I'm trying to add a second edge's attribute in a existing graph.
I created a graph G and save it as a pkl file.
edges1 = pd.DataFrame({'source':[0,1,2,3,4],
'target':[10,11,12,13,14],
'weight':[50,50,50,50,50]})
G = nx.from_pandas_edgelist(edges1, 'source', 'target', 'weight')
I loaded G and then tried to add the second edge's attribute(cost) and a node attribute. But it keeps overwriting the first edges' attribute(weight).
edges2 = pd.DataFrame({'source':[0,1,2,6,7,8],
'target':[10,11,12,16,17,18],
'cost':[100,100,100,100,100,100]})
nodes = pd.DataFrame({'node':[0,1,2,3,10,18],
'name':['A','B','C','D','E','F']})
nx.from_pandas_edgelist(edges2, 'source', 'target', 'cost')

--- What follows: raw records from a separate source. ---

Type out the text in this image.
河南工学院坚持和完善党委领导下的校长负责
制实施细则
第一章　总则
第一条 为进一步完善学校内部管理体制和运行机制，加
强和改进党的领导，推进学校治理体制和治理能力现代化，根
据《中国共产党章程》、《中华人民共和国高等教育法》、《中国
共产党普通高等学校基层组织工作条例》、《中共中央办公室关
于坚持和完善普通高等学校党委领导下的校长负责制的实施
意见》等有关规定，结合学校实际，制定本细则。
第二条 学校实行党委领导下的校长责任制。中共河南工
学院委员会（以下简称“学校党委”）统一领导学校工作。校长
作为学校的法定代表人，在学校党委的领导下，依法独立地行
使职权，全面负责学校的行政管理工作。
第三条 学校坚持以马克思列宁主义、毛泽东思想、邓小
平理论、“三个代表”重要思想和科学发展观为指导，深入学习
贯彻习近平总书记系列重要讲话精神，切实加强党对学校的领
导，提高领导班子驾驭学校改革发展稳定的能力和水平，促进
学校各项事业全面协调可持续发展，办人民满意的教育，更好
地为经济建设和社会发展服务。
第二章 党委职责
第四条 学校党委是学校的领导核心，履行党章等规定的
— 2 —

nx.set_node_attributes(G, pd.Series(nodes.name, index=nodes.node).to_dict(), 'name')
I must load the graph G, so combining edges1 and edges2 DataFrames and creating a graph isn't what I need.
How can I get this?
[(0, 10, {'weight':50, 'cost': 100}), (1, 11, {'weight':50, 'cost': 100}) ...]
instead of this
[(0, 10, {'cost': 100}), (1, 11, {'cost': 100}) ...]
I'm not clear if you want to add new edges from edges2
or not. If you are okay with adding new edges, you can use nx.compose
:
H = nx.from_pandas_edgelist(edges2, 'source', 'target', 'cost')
G_updated = nx.compose(G, H)
If you don't want to add new edges, then you can check if the edge exists and then set the edge attribute directly:
H = nx.from_pandas_edgelist(edges2, 'source', 'target', 'cost')
for edge in H.edges():
if edge in G.edges():
G.edges[edge]['cost'] = H.edges[edge]['cost']
If performance is an issue, you could also consider setting the edge attributes of G
directly by using your edges2
data without building a second graph or even a second dataframe.